Trump has engaged in state capitalism during his second term.

Marla Shagina wrote in the International Institute for Strategic Studies that the federal government “acquired a golden share in U.S. Steel as a condition for approving its acquisition by Japan’s Nippon Steel.”

Coy wrote recently on Substack that economist Clifford Winston of the Brookings Institute stated in his 2025 book, “Market Corrections Not Government Interventions: A Path to Improve the U.S. Economy” that governments should be reticent about jumping in to fix what policymakers perceive as market failures, because governments themselves often fail to fix the failures or even make things worse.”

Even when markets do underperform, they have a “capability to self-correct” that is rarely seen in government, Winston stated.

He wrote, “In the 1980s, when it was Japanese rather than Chinese cars that Americans were trying to keep out, Japan’s supposedly voluntary restraints on its automakers’ exports to the United States “limited the availability of fuel-efficient Japanese vehicles that U.S. consumers preferred over less-fuel-efficient U.S. vehicles” he writes. The reduction in competition made it possible for domestic automakers to “significantly raise their prices.”

Zelity stated that Winton’s statement is general, and he would want to read his book before making any assertive evaluations.

However, he added, “I would say that there is a newly emerging tendency towards industrial policy (governments actively aiding specific domestic industries) in many advanced economies, which risks creating inefficiencies at great cost to taxpayers while potentially achieving limited economic gains. Dr. Winston's description of Japanese export restraints in the 1980s provides one example of this. However, some might argue that even if such policies are costly and not economically optimal, they may be the right choice from a long-term strategic, geopolitical standpoint.”

Justin Lahart and Danny Dougherty of The Wall Street Journal have reported that job growth for 2025 was the lowest since 2003, excluding the 2008 Great Recession and the 2020 pandemic recession.

Wrote Zelity, “There are four factors behind slowing job growth in 2025. First, immigration restrictions have reduced population growth which has a direct negative effect on payroll growth. Second, there is a cyclical cooling in the labor market.
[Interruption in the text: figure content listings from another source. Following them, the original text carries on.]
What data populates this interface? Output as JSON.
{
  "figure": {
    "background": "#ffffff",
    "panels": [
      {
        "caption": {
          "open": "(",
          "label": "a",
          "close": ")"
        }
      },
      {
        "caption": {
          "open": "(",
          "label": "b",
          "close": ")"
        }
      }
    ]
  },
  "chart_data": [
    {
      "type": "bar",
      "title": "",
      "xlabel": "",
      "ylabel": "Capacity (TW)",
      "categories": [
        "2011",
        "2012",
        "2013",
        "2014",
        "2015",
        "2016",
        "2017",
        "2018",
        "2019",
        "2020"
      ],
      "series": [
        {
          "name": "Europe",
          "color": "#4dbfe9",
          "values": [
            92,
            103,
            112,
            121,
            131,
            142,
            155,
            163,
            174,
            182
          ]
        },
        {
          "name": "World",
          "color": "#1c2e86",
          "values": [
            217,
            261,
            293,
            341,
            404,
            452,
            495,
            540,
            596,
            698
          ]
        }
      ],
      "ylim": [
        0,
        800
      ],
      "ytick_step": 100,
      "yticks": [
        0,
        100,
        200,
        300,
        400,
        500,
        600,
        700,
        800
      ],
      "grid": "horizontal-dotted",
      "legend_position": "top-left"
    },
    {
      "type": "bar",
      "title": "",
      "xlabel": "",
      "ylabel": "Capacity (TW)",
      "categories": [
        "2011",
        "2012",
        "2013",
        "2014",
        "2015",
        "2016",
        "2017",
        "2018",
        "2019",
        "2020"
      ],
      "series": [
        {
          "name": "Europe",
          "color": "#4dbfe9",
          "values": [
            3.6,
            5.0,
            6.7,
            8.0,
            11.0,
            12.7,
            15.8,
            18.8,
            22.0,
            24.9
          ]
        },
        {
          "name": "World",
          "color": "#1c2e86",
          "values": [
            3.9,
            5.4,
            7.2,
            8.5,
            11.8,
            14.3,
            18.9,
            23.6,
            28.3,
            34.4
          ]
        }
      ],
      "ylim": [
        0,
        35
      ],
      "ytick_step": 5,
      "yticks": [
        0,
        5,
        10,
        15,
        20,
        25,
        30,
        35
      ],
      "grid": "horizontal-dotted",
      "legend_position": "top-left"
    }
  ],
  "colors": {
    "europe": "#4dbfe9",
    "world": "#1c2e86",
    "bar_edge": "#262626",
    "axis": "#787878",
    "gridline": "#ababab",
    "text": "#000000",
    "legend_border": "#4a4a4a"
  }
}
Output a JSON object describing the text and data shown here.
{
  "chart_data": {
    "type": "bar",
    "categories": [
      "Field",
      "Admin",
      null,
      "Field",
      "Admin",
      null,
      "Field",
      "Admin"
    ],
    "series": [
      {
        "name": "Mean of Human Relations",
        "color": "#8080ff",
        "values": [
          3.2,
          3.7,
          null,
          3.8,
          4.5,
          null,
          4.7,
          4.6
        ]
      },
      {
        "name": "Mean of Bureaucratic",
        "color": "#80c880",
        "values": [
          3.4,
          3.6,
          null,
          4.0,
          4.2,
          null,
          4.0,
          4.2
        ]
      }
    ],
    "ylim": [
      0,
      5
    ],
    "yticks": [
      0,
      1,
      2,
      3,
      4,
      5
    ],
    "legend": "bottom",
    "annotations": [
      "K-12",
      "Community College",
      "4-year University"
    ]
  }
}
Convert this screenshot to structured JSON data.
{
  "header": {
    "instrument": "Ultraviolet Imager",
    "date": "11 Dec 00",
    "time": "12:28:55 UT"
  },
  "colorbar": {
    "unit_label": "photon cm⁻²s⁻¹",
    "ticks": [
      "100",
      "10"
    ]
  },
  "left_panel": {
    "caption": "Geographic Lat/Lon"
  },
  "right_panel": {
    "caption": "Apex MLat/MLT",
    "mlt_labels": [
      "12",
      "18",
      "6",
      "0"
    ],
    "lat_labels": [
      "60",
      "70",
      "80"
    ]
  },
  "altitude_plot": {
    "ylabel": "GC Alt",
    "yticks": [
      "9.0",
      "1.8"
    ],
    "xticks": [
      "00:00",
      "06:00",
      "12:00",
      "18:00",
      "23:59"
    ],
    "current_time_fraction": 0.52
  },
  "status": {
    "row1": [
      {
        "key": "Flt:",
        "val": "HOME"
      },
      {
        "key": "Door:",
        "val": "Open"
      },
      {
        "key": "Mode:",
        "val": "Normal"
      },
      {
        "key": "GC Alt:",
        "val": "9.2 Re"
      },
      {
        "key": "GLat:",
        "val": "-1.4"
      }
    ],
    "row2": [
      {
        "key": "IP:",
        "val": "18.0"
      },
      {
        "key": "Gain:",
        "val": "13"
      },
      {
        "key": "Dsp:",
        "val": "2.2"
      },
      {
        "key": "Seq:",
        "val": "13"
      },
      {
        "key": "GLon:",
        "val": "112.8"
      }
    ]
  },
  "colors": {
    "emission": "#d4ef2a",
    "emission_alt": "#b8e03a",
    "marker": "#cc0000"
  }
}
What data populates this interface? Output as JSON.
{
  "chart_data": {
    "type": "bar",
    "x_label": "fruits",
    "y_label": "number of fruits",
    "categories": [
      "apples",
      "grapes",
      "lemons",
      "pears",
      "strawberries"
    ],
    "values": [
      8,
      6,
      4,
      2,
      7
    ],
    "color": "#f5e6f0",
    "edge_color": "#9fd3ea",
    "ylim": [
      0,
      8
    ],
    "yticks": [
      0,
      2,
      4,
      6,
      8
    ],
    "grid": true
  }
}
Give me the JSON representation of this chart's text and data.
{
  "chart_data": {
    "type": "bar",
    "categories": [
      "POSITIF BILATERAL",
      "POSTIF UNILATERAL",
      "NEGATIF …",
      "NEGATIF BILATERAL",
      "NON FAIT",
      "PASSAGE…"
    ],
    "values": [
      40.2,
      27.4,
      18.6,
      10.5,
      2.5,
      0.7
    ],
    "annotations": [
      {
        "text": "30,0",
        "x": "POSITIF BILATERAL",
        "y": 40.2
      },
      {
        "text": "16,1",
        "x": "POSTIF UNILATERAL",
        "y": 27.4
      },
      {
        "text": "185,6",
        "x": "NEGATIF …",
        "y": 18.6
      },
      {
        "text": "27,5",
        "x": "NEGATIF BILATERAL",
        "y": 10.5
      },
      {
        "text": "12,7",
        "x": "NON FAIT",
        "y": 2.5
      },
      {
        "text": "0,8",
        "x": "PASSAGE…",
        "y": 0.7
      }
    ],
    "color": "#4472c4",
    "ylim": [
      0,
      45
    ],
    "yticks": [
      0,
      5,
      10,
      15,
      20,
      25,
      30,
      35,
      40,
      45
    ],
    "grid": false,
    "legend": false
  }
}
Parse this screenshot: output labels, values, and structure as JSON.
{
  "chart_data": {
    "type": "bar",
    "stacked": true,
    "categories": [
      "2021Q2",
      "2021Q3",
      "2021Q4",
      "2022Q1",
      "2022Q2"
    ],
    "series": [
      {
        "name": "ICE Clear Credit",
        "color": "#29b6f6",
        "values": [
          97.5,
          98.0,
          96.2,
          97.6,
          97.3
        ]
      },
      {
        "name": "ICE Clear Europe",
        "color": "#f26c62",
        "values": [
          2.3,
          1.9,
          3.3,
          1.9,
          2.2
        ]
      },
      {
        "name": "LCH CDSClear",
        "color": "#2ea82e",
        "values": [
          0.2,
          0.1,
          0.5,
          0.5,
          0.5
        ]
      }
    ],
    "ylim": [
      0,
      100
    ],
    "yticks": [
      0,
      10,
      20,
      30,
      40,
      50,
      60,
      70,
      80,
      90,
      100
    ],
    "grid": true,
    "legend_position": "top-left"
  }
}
That is to say, elevated interest rates as well as a return towards more normal conditions following the post-COVID boom have both exerted a negative force on job growth.”

“Third, public sector job growth was abnormally high in 2022-2024,” he remarked. “It has come back down closer to historical norms in 2025. And fourth, private sector hiring has also been cautious due to increased AI implementation.”

Yet, there is a contrast: Consumers are gloomy, yet reports state that the stock market is booming.

Zelity stated that is “to a very large extent caused by the AI boom. Companies with significant exposure to AI are the ones driving the gains and they are making up an increasingly larger share of leading indices such as the S&P 500.

The sustainability of this boom, reminiscent of the dot-com bubble, has been brought into question by many commentators. The vast majority of US stock market trades are made by institutional, not retail, investors which might explain the disconnect with consumer confidence. Consumer dissatisfaction is driven at least partially by stubbornly high inflation and prices.”